- Country: Australia
- Location: 15 km west of Port Augusta on the Eyre Highway at Lincoln Gap, Eyre Peninsula, South Australia
- Coordinates: 32°37′08″S 137°34′48″E﻿ / ﻿32.619°S 137.580°E
- Status: Under construction
- Construction began: 2017
- Commission date: Expected mid-2019
- Construction cost: A$300M (stage 1) A$170M (stage 2)
- Owner: Nexif Energy Australia

Wind farm
- Type: Onshore
- Hub height: 110 metres (361 ft)
- Rotor diameter: 136 metres (446 ft) 140 metres (459 ft)
- Rated wind speed: 11 m/s (36 ft/s);

Power generation
- Nameplate capacity: 212 MW
- Capacity factor: 43%
- Annual net output: 800 GW·h
- Storage capacity: 10 MW·h

External links
- Website: lincolngapwindfarm.com.au

= Lincoln Gap Wind Farm =

Wind farm in South Australia

The Lincoln Gap Wind Farm is a wind farm in the vicinity of Lincoln Gap on northeastern Eyre Peninsula in South Australia, Australia.
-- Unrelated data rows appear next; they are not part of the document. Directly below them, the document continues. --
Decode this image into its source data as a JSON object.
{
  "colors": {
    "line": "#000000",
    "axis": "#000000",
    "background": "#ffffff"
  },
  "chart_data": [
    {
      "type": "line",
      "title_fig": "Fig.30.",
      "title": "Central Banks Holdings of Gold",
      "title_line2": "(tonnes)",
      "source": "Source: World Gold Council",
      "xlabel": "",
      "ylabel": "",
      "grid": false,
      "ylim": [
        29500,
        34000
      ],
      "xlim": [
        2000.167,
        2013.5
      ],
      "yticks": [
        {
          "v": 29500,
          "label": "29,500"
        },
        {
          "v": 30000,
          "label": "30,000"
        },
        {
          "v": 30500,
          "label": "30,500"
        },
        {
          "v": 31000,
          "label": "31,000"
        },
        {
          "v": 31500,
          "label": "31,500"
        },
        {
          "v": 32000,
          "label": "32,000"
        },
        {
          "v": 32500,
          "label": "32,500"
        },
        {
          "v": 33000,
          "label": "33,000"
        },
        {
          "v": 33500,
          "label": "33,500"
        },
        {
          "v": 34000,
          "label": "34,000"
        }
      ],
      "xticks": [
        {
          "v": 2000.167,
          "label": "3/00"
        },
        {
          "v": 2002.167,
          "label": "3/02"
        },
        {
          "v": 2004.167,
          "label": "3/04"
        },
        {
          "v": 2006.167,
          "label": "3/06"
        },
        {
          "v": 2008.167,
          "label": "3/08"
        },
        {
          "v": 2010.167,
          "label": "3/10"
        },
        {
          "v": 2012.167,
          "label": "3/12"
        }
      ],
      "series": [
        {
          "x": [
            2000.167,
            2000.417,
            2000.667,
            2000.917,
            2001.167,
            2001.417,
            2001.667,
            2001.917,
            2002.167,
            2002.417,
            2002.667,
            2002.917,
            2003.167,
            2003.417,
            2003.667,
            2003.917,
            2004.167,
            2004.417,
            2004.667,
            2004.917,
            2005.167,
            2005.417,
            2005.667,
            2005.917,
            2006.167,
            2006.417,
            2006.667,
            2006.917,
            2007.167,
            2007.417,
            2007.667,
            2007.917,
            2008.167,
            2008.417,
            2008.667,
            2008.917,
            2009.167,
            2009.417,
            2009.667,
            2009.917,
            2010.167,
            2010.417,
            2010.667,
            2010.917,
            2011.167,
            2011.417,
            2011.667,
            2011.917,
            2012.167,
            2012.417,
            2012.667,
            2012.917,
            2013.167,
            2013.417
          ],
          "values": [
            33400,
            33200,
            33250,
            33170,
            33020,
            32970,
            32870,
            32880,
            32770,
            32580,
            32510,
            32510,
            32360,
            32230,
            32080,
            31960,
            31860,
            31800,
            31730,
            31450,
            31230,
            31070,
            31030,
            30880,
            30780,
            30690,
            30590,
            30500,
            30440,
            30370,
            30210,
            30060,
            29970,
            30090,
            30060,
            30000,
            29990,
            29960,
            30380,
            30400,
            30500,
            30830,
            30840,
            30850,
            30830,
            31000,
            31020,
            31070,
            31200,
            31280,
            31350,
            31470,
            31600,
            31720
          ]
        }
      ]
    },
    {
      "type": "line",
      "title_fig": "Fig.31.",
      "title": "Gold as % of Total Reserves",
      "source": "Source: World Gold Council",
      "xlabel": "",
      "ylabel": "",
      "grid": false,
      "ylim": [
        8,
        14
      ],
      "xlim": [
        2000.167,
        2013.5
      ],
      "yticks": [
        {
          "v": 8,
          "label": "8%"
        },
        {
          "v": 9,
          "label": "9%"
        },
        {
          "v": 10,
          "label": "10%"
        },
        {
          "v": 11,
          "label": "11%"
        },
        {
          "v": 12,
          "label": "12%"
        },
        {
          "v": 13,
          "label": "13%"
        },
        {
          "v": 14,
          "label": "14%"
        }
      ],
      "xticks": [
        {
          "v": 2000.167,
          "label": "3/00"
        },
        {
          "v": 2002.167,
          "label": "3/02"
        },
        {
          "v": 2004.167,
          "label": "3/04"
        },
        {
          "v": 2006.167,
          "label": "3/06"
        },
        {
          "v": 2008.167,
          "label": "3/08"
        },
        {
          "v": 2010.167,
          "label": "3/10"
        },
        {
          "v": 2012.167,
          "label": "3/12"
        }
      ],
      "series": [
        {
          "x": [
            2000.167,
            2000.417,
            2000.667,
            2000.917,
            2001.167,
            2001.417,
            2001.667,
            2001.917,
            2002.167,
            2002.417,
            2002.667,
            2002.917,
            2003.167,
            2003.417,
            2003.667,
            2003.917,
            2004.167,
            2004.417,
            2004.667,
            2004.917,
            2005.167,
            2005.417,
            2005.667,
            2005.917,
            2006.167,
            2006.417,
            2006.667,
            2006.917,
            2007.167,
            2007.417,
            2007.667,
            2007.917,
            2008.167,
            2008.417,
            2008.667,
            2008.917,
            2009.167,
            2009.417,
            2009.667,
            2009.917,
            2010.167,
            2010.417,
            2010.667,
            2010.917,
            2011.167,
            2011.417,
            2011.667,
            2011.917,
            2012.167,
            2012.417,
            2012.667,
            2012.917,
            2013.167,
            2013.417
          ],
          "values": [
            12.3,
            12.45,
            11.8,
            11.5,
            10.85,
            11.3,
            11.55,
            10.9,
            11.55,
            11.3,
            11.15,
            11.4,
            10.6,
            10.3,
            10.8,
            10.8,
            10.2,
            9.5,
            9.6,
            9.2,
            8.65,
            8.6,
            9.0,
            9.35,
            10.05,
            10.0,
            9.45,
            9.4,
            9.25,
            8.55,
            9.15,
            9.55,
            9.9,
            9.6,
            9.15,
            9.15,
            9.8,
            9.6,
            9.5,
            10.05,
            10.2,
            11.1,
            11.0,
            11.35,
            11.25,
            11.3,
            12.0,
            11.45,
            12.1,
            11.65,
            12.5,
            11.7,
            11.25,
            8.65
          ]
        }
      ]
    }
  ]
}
It consists of 59 wind turbines and generates a total of 212 MW of electricity. Construction began in late 2017 and was initially expected to be commissioned in late 2018. Construction was delayed in July 2018 when unexploded ordnance was discovered on the site, left from historic military testing. The site is not far from the Cultana Training Area.

Following Senvion's European parent company commencing insolvency proceedings, Vestas was engaged to provide maintenance services for the 126 MW first stage, and the 24 3.6 MW turbines for the second stage. The 212 MW wind farm reached full generation capacity in late April 2022.

==Construction and commissioning==
The wind farm was constructed by Senvion in two stages. The first stage was 35 turbines. In December 2018, it was expected to be operational by July 2019. Stage Two for the final 24 turbines received financial approval from Nexif Energy in December 2018. A 10 MW / 10 MW·h battery was expected to be completed in May 2019 by Fluence, with a proposal to later upgrade it to 30 MW. The output is contracted to retailer ERM Power. Some of the towers and turbines were erected using a tower crane similar to what is used to construct high-rise buildings.

The wind farm substation was connected to the national electricity grid on 25 February 2019. The energy storage battery was expected to be installed by the end of May 2019, with wind turbines commissioned from August 2019. The first turbine exported electricity to the grid in the last few days of April 2019.

It was reported in October 2020 that construction of Stage 2 had begun, at a cost of A$170m. It was completed and reached full operation (without the battery) in late April 2022.